Pragmatists knew that the military would never reverse the annulment, so started considering other avenues to force Babangida to stand down. Their objective changed from trying to validate Abiola’s victory, to one of finding a face-saving way to manoeuvre Babangida out of power.

Reversing the annulment would almost certainly have triggered a violent coup. Senior military officers repeatedly vowed that they would leave office only on their own terms and would never be “humiliated out of office” by civilian agitation.

With the military unwilling to reverse the annulment, the ING became a way to get the military to give up political power without losing face. The pragmatists knew that confronting a military government populated by soldiers trained and experienced in combat would end in disaster and bloodshed.

They also wanted to avoid playing into the hands of hard core Babangida loyalists who were trying to manipulate the crisis to create enough chaos to justify leaving Babangida in power as the least daunting of frightening alternatives. Shehu Musa Yar’Adua became a pivotal figure in the planning to force Babangida to relinquish power by August 27.

He joined efforts to construct an ING to succeed Babangida, telling his SDP colleagues that as a former military officer, he knew and understood the mentality of a military government. When the ING proposal was first presented to senior officers, they initially opposed it.

However, they were eventually won over. Babangida was finally convinced of the need to step down by the insistence of his own generals, who concluded that his name had become so synonymous with the pain of the annulment that his position was untenable. Even respected retired military officers became exasperated by Babangida.

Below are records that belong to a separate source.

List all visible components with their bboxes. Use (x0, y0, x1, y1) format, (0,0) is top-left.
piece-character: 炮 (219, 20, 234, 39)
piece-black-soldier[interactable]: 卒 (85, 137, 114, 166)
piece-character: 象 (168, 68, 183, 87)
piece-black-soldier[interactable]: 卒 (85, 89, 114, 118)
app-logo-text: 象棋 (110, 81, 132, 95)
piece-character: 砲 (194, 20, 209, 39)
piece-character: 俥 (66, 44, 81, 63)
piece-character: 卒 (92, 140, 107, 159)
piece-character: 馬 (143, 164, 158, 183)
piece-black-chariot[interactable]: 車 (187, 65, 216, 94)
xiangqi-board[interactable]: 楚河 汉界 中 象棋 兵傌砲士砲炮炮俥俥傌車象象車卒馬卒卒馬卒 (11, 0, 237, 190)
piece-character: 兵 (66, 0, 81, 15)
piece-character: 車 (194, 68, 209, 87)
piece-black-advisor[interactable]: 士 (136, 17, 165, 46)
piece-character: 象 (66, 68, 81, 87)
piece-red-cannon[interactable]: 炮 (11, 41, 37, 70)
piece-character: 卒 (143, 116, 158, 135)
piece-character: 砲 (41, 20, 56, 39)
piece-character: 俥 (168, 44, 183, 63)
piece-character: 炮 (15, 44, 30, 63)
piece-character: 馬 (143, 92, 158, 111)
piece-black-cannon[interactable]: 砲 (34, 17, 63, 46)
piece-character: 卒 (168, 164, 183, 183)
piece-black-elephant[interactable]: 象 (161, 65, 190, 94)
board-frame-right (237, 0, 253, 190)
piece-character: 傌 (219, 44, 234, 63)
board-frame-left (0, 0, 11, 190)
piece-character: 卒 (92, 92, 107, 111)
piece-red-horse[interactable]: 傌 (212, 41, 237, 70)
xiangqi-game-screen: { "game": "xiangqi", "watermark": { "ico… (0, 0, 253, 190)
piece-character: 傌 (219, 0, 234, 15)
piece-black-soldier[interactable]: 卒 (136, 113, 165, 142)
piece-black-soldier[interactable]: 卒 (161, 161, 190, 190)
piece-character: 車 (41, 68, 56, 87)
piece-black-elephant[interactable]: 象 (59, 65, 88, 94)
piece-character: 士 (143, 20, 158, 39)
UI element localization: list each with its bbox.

In a rare moment of indiscretion, the normally taciturn General Bali later revealed that he gave his fellow “Langtang Mafia” member Brigadier Shagaya the green light to force Babangida out: I think the biggest blunder he [Babangida] made was to annul that election.

Personally I think it was the freest and most orderly conducted election in this country and it was clear that Abiola was winning … So when that happened, I told General Shagaya (he is a Langtang man: he was then the General Officer Commanding (GOC) the 15t Division); I said Babangida has lost the credibility to remain as head of state of this country. So, they must remove him. If he doesn’t leave, they must remove him because he will never again stay as head of state.”

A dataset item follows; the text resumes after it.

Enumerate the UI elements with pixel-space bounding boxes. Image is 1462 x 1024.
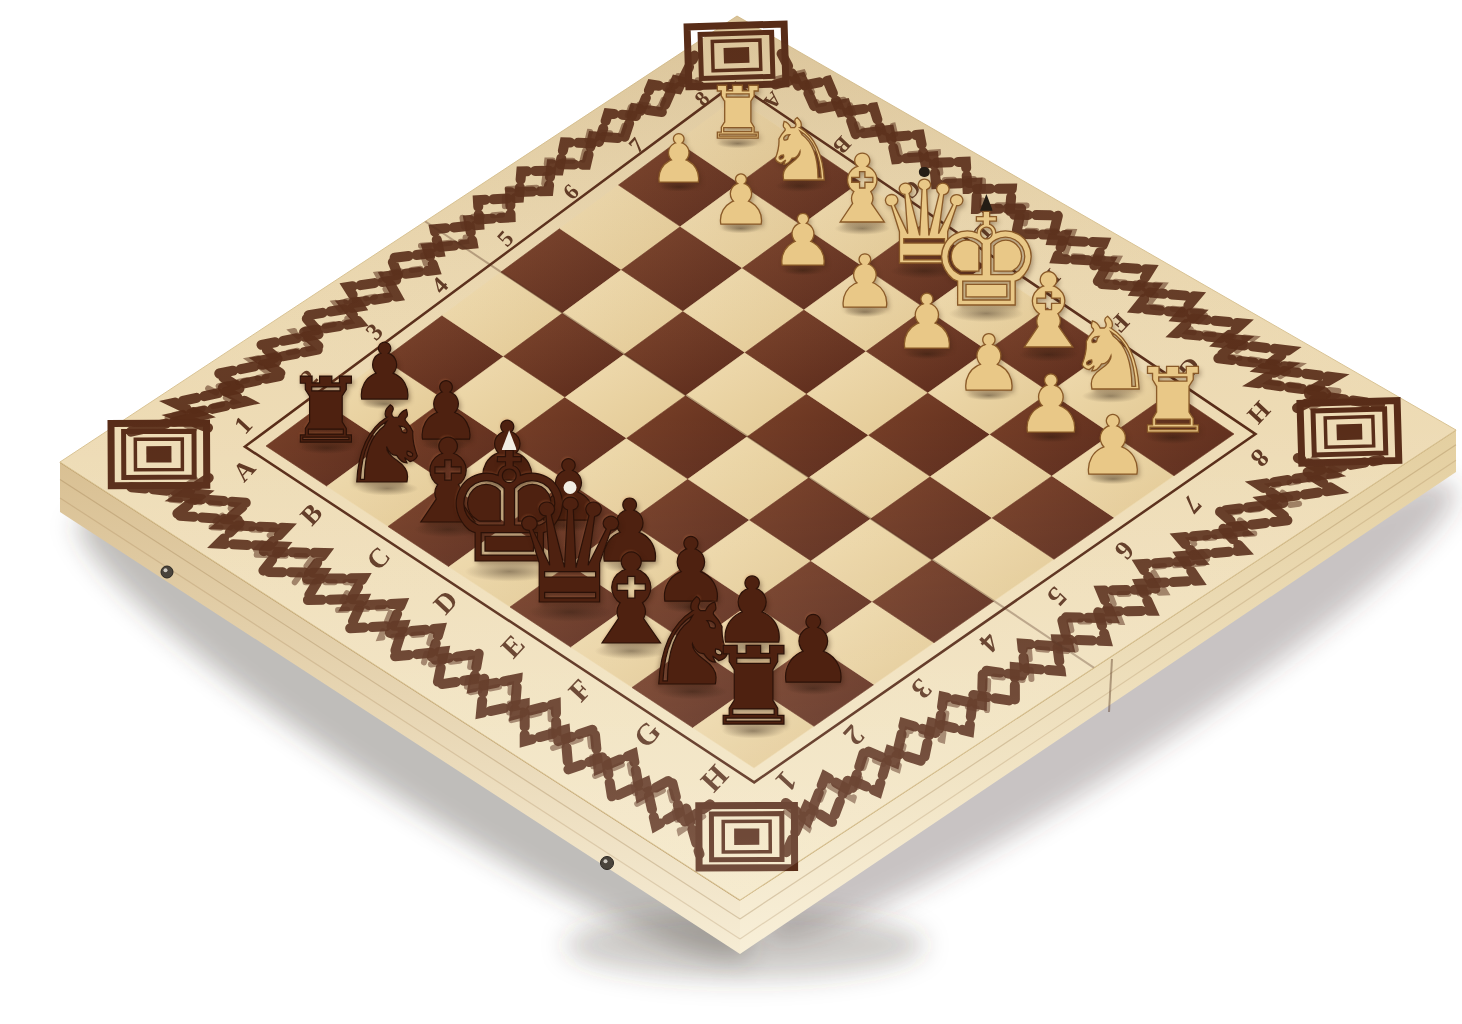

On July 31, 1993, Babangida inaugurated a Tripartite Committee headed by Vice- President Aikhomu to formulate the ING’s composition, duration and operational details. The Tripartite Committee comprised representatives from the FMG and the two political parties. FMG Representatives: Vice-President
Aikhomu, Lt-General Dogonyaro, LtGeneral Aliyu Mohammed, Brigadier Mark, Brigadier Shagaya, Brigadier Ukpo, Ernest Shonekan, Clement Akpamgbo, Alhaji Abdulrahman Okene.

NRC Representatives: Adamu Ciroma, Bashir Dalhatu, Tom lkimi, Eyo Ita, John Nwodo. SDP Representatives: Major-General Yar’Adua (retired), Dele Cole, Jim Nwobodo, Abubakar Rimi, Olusola Saraki, Dapo Sarumi, Joseph Toba.